A new study has shocked drivers. It turns out that 25 leading automotive brands collect and exchange deeply personal data. Branded cars really do monitor the private lives of drivers, including information about their health status, weight, and even sexual activity.
Cars monitor the personal lives of drivers.
“Smart” cars from leading global brands, including Nissan, Volkswagen, and Tesla, collect personal data from drivers using sensors, microphones, cameras, software, and more. After gathering this information, car manufacturers share it with technology companies, governments, car dealers, data brokers, and even other drivers.
In addition to health and sexual status data, the information may include driving habits, intelligence, facial expressions, immigration status, race, and even genetics. This was revealed when independent experts warned about the risk of cybercriminals gaining remote access to vehicles and stealing drivers’ personal data.
A new study has been conducted by a group of experts from the Mozilla Foundation. The researchers noted to the publication Daily Mail that cars – whether fully electric, hybrid, or gasoline – are the worst category of products they have ever tested for privacy.
Many car brands engage in “privacy laundering.” That is, they pretend to protect consumer privacy, while in reality, they do not, often using misleading language.
As Jen Caltrider points out, many people perceive their car as a private space where they can call their doctor, have a personal conversation with their child on the way to school, cry over a breakup, or drive to a place they wouldn’t want anyone to know about. However, this perception is no longer accurate. All new cars today are privacy nightmares on wheels, collecting vast amounts of personal information.
Some cars even collect data about sexual activity.
Researchers examined not individual cars, but the privacy measures of various companies and programs that connect to their vehicles. According to their analysis, the worst offender is the Japanese brand Nissan. Its cars interact with the MyNissan app, which allows owners to remotely start, stop, lock, and unlock their vehicle, as well as honk the horn, flash the headlights, and more.
However, the program can also collect and share drivers’ sexual information, their diagnostic data, genetic information, and other confidential personal information for targeted marketing. Researchers note that Nissan is extremely honest in its privacy policy, as it acknowledges that it collects a wide range of personal information, although it does not specify how. Meanwhile, the information about the app on Google Play claims that it “does not share data with third parties” (this was later corrected).
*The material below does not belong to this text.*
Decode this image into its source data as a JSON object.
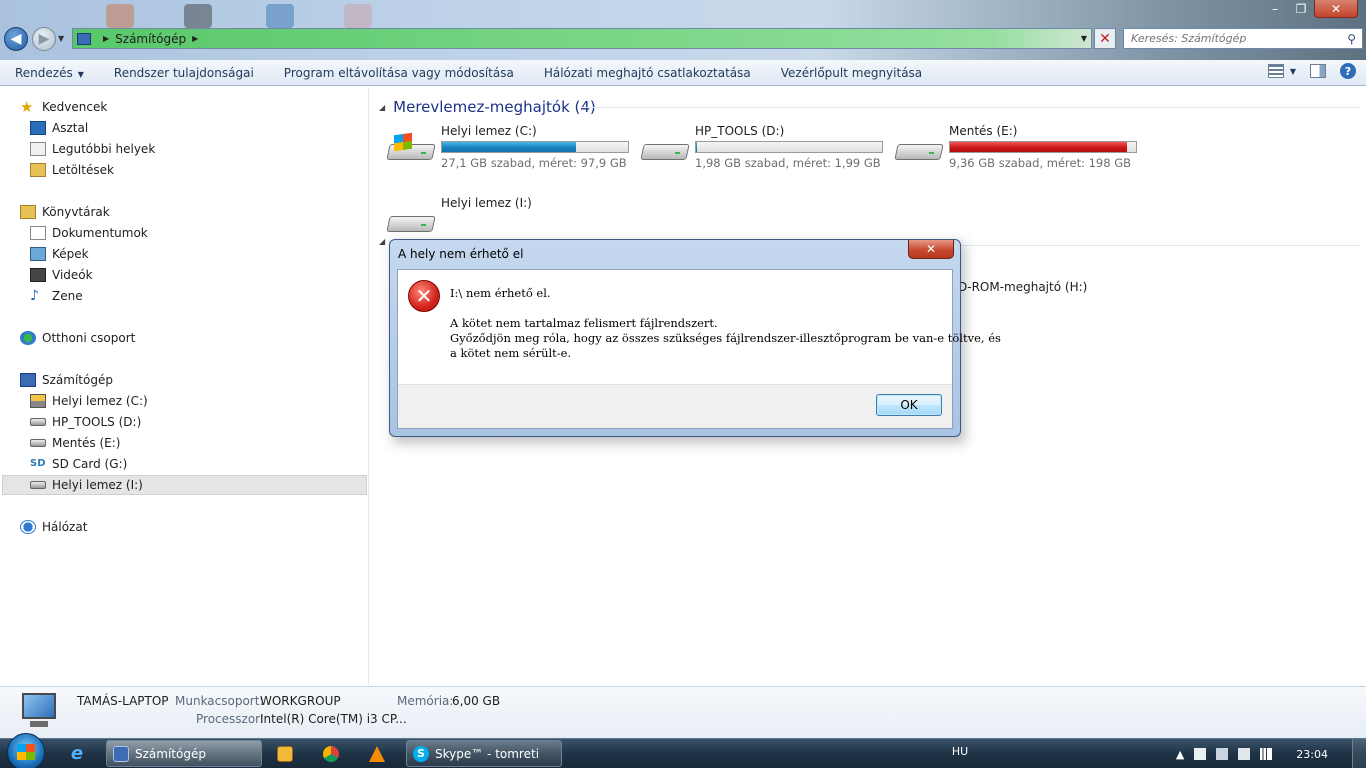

The privacy policy of the South Korean manufacturer Kia also states that it may collect information about your “sex life or information about sexual orientation.” As experts note, could there be a “significant” reason for a car manufacturer to have such information? Probably not.
Unclear privacy rules facilitate surveillance.
Tesla is not the worst car company that researchers have examined, but that doesn’t mean it doesn’t have shortcomings regarding privacy. This brand “clearly” states in its documentation that it does not sell or share your personal information with third parties.
However, according to experts, it is “quite difficult to trust” Elon Musk’s multibillion-dollar company. Tesla has a questionable track record in protecting and respecting people’s privacy inside its electric cars, as well as outside, where they may be captured by outward-facing cameras.
The other “most significant violator” of drivers’ privacy is the German manufacturer Volkswagen. This brand collects personal information (age, gender) and driving behavior (such as seatbelt use and braking habits) for targeted marketing. The data is obtained through the myVW app, the We Connect ecosystem of intelligent online services, the VW dealer, or a combination of all of these.
Meanwhile, Toyota, the global leader in car sales worldwide, presents an “almost incomprehensible galaxy” of 12 privacy policy documents. However, as a result, it also collects data on driver behavior, such as acceleration and speed, direction of travel, and image data from cameras and sensors in the vehicle.
Similarly, Mercedes-Benz, known for its luxurious high-end design, could also potentially sell personal information for advertising. However, it was unable to sufficiently explain its complex privacy policy to researchers.
The American automotive giant Ford is using a voice recognition system in its vehicles to “draw conclusions about you” in order to guess more about your likely preferences and other characteristics, which it may share and possibly even pass on to third parties.
The French manufacturer Renault raised the least concern, as it is “not that bad” when it comes to privacy. However, researchers were unable to confirm whether it encrypts personal data stored in its vehicles.
They collect personal data not only from drivers but also from passengers.
Overall, experts found that passengers cannot properly give their consent for such data collection, as “consent” for the collection of personal data is “implied” by the fact that they are simply passengers in the vehicle. For example, Subaru considers a passenger to be a user, meaning someone who agrees to their privacy policy.
Several car brands (including Nissan and Ford) also state that the driver is required to inform passengers about the vehicle’s privacy policy. Researchers warn that serious data breaches are common, as demonstrated by the leak of personal information of millions of Toyota customers earlier this year.